For my birthday I really wanted a leather jacket. Now I am too poor to pay for a real leather jacket and I live in Arizona so it is not really practical to own one. Therefor I settle on a faux leather jacket. I found a really cute one at Burlington Coat Factory but it was too big. So after a big of research I found out the same jacket was at Macy's. I bought it online and when I received it the M was too small. So the large too big, Medium too small. I decided instead of risking another failure I would return it to Macy's myself and find something else. That is when I found an amazing faux leather jacket. Amazing. Way better than the first. I tried it on and it fit like a glove but there was a small scratch on the sleeve. So I found another in the same size and took it home, only to find out that the zipper was broken and the cashier left the security sensor on it. So back to the store again.

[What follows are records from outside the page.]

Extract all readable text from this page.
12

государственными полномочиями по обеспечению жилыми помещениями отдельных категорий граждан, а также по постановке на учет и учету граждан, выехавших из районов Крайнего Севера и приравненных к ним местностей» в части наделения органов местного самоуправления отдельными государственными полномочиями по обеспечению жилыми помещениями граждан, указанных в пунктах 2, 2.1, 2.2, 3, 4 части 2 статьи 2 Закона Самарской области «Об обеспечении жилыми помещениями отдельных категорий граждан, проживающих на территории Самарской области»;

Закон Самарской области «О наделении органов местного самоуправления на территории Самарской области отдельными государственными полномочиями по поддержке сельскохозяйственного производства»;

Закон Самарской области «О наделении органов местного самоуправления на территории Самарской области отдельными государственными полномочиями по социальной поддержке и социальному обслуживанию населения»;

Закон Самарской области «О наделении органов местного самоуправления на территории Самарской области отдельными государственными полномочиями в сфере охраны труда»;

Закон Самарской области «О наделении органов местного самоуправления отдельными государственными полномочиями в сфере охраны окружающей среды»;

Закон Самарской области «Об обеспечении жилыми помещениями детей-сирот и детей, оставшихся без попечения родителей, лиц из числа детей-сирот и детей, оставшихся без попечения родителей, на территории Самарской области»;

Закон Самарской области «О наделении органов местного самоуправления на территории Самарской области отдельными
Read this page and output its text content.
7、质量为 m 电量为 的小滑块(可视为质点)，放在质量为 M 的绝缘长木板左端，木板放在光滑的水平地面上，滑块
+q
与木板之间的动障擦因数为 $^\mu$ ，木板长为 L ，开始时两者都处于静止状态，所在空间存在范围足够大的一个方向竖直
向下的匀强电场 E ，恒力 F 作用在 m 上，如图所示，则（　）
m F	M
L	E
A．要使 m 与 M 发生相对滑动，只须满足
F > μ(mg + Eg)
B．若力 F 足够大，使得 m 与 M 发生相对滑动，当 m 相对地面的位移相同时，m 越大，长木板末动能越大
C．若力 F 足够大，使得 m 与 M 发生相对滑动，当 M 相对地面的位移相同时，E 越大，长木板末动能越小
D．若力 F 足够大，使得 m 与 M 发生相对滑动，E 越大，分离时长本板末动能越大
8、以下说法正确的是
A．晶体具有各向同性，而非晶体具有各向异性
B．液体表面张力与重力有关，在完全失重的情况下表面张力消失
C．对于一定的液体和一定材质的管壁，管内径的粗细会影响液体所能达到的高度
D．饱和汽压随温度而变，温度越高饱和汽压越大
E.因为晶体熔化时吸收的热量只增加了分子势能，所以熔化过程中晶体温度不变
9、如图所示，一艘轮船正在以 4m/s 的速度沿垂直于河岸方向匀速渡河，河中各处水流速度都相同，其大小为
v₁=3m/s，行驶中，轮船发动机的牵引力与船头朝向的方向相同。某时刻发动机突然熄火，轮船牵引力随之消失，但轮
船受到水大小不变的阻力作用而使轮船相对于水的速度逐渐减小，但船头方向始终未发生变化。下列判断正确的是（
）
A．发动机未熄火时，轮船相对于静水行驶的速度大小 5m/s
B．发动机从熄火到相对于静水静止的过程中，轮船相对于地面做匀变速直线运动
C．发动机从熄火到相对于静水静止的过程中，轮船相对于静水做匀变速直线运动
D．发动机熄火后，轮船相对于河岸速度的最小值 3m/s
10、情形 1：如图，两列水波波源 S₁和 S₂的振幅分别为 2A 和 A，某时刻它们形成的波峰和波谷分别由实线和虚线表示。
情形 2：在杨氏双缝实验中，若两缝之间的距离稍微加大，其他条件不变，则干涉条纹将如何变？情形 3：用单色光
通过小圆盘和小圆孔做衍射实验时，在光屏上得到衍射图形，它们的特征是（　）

This time I took it to a different Macy's and was lucky to find they had several jackets in the same size and color. So a simple exchange. But as I was checking out the cashier made me aware that someone had taken all the buttons off the jacket where the hood was attached. (So much for looking over my purchase). I told her I would just grab another one, there were plenty in my size. But then she informed me that someone had taken all the buttons off every one of the jackets. Well I really love the jacket and I know how to sew buttons so I figured I would buy it anyway, at a discount of course. This got me thinking. . . everyone should know how to sew a button. I know it seems like a simple task but so many people, including my husband who will never read this, don't know how to sew on a button.
Hence here is a step by step guide to sewing on a button, Jessica style. There are a lot of ways to sew on a button, but here is how I do it.
1. Pick your buttons. In my case I didn't have enough of the same button but the buttons are on the inside of the coat so it doesn't really matter.
2. Figure out where you are going to place your button. The thread was still attached to the previous button spots on my jacket so this was easy.
3. Take the same colored thread and a sewing needle. Thread the needle and tie a knot in the end of the thread to hold it in place. (This step isn't necessary but I like it).
4. Place your button in the spot you want it and pull the needle through a small portion of the fabric, pulling the needle up through one of the button holes.
5. Pull the needle through the other button hole and a small bit of fabric on the underside of the button.
6. Repeat steps 4 and 5 until your button is secure. I usually do it about 5 times. I also try to go through the same spot in order to keep the fabric straight and have clean lines.
7. Once your button is secure pull the needle through the stitches on the underside of the button and loop it back through the thread to make a knot. I usually do this 2 times.